Ano de Fartura e Carência
O ano teatral carioca foi marcado por fartura e
carência. Depois de algumas temporadas em que o número de estréias ficou
restrito às limitações de patrocínio, em 2012 a ampliação das fontes de
financiamento permitiu o aumento de estréias, que esbarrou na baixa
disponibilidade de espaços. Com poucas salas para abrigar quantidade crescente
de estréias, as montagens são obrigadas a se restringir à permanência curta em
cena, muitas com apenas três semanas de duração, o que denuncia a falta de
teatros e relembra que há que ampliar a relação da política de fomento com a
construção de casas de espetáculo. A qualidade do que se produziu também se
expressa em números significativos, já que algo como 10% das novidades nos
palcos mereceram destaque por valorizar a criação e a inventividade. Os
diretores demonstraram que estão em processo de consolidação de estilos com
forte assinatura e instigante linguagem cênica. Michel Melamed eliminou a
palavra em Adeus à Carne para
radiografar, através de desfile de escola de samba, a condição um tanto trágica
da brasilidade.
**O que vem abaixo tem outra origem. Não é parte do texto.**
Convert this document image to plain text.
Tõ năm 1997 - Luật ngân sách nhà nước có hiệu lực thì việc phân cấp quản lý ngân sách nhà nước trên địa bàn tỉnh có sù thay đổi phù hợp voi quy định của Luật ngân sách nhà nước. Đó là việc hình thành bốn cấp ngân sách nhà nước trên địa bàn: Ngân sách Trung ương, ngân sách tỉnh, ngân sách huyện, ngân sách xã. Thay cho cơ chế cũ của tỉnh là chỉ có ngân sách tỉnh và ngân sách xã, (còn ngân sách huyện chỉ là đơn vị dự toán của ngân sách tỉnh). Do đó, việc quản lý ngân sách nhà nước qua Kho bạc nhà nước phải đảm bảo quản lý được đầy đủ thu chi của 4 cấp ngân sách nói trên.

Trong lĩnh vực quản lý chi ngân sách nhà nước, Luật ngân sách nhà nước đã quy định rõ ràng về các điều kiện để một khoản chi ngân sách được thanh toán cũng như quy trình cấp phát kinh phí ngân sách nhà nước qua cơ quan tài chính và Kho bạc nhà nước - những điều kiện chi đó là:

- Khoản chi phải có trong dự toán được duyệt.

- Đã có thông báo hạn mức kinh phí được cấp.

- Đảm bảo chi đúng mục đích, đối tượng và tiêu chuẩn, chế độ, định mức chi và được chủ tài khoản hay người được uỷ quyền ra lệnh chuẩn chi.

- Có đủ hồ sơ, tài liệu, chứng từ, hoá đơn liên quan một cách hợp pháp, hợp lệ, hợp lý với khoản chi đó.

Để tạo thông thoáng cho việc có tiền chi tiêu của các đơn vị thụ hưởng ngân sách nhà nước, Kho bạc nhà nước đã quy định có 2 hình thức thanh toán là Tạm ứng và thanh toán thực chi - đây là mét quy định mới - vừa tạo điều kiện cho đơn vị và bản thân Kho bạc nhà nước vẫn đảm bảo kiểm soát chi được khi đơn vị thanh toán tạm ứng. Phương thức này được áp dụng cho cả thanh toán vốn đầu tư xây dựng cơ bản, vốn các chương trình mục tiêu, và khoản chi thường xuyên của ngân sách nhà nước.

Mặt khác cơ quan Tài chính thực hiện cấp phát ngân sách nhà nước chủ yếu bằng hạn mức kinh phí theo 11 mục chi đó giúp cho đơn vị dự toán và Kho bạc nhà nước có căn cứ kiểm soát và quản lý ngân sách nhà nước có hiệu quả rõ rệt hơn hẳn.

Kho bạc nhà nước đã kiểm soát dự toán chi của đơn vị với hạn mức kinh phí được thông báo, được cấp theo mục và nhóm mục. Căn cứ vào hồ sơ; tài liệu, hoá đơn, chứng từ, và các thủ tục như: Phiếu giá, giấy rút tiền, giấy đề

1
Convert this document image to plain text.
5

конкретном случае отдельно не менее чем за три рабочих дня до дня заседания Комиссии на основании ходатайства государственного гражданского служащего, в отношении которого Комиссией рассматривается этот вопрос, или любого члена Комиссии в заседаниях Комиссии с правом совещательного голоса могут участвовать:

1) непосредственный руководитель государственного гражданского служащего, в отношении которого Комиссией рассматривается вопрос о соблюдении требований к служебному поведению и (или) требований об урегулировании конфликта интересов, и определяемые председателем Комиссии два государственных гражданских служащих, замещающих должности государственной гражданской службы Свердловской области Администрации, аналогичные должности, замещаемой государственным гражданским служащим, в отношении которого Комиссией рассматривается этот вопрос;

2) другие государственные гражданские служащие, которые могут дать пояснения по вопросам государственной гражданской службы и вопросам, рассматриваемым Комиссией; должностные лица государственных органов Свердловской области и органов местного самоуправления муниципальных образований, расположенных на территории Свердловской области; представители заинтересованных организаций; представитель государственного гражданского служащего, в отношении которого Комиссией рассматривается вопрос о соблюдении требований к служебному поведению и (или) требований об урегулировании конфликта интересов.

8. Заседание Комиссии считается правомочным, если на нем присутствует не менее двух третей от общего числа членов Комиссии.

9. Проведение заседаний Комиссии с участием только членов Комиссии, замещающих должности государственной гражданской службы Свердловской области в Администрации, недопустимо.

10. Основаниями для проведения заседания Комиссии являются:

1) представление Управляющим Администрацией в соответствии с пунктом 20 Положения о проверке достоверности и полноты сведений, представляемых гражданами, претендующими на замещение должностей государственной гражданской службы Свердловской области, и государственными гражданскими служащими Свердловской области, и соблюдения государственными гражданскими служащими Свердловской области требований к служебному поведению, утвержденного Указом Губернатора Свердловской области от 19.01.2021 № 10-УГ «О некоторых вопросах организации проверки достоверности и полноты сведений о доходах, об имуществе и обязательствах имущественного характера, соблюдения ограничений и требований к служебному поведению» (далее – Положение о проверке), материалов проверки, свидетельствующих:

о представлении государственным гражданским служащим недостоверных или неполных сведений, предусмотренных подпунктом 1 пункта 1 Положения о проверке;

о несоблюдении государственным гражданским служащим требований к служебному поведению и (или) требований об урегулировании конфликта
Felipe Hirsch
enredou personagem à procura de
sua identidade em O Livro de Itens do
Paciente Estevão. Paulo de Moraes mergulhou no inconsciente de uma mulher
em A Marca da Água. Marcio Abreu
traduziu com especial sensibilidade o universo familiar de Joël Pommerat em Esta Criança. Monique Gardenberg e
Michele Matalon reproduziram no palco a estranheza das páginas de livro de
Haruki Murakami em O Desaparecimento do
Elefante. Moacir Chaves prosseguiu na encenação de documentos históricos em
Negra Felicidade e Bruce Gomlevski se
anunciou bem na direção de O Homem
Travesseiro.
Os autores se revelaram inquietos, todos, e
promissores, alguns. Pedro Brício criou espaço pulsantemente sóbrio em Breu, demonstrando maturidade e domínio
da escrita. Maurício Arruda e Paulo de Moraes consolidaram profícua parceria em
A Marca da Água, enquanto Pedro
Kosovski prossegue em Cara de Cavalo
arejada trajetória como dramaturgo. E a grande surpresa do ano foi a
inteligente e habilidosa construção de Julia Spadaccini em Quebra Ossos. Na área dos intérpretes, as atrizes se destacaram com
vibrantes, rigorosas e sutis atuações, como a de Renata Sorrah em plena maturidade em Esta Criança e da dupla vigorosa Drica Moraes e Mariana Lima em A Primeira Vista. E de Kelzy Ecard, com
delicada emoção em Breu, e de Simone
Spoladore em driblada composição em Depois
da Queda. Patrícia Selonk capturou a fluidez de personagem em suspensão em A Marca da Água. Fernanda de Freitas,
Marjorie Estiano e Maria Luisa Mendonça deixaram boas lembranças em O Desaparecimento do Elefante. Flávia
Zillo foi a revelação de O Bom Canário. Entre os atores, o espectro de boas
intervenções varia da autoridade de Marco Nanini em A Arte de Abordar seu Chefe Para Pedir Aumento às intensas
participações de Tonico Pereira em Volta
ao Lar e O Homem Travesseiro.
Leonardo Medeiros se mostrou integrado, visceralmente, à saga da perplexidade
do personagem inominado de O Livro de
Itens do Paciente Estevão. Caco Ciocler, Kiko Mascarenhas e Rafael Primot
formaram trio de excelência em O
Desaparecimento do Elefante. Ranieri Gonzalez provou em Esta Criança a amplitude de seus meios
expressivos.
A cenografia alcançou um ponto alto de
sofisticação, não apenas na concepção, mas também na execução. Bia Junqueira,
praticamente co-dirigiu Adeus à Carne,
com sua explosão de imagens criadas para um palco enganosamente vazio. Bia
também foi responsável pelo flexível cenário
de Modéstia. Paulo Moraes encontrou a
ambientação perfeita para A Marca da Água
e Vandré Silveira reinventou o universo do artista plástico Farnese de
Andrade em Farnese da Saudade. Daniela Thomas carimbou o
seu selo em O Livro de Itens do Paciente
Estevão e O Desaparecimento do
Elefante. Fernando Marés deu traço definitivo à cenografia de Esta Criança, completada pela excelente
iluminação de Nadja Naira. E Maneco Quinderé se provou mago da luz em vários
espetáculos: A Primeira Vista, O Outro Van Gogh, entre outros.
O Rio ficou, uma vez mais, fora do circuito dos
grandes espetáculos que circularam por outras capitais do país. Porto Alegre e
São Paulo receberam montagens do Berliner Ensemble e Bob Wilson trouxe três
espetáculos, com destaque para A Ópera
dos Três Vinténs, uma explosão de rigor e técnica admiráveis. O clássico do belga Jan Fabre, O Poder da Loucura, que investiga o
recondicionamento das convenções teatrais, expandindo os limites e as
potencialidades da interpretação, passou ao largo do Rio. Em parte esse desvio
de rota foi compensado pela permanência e boa curadoria do festival Tempo, uma
luz em meio à escuridão das visitas internacionais.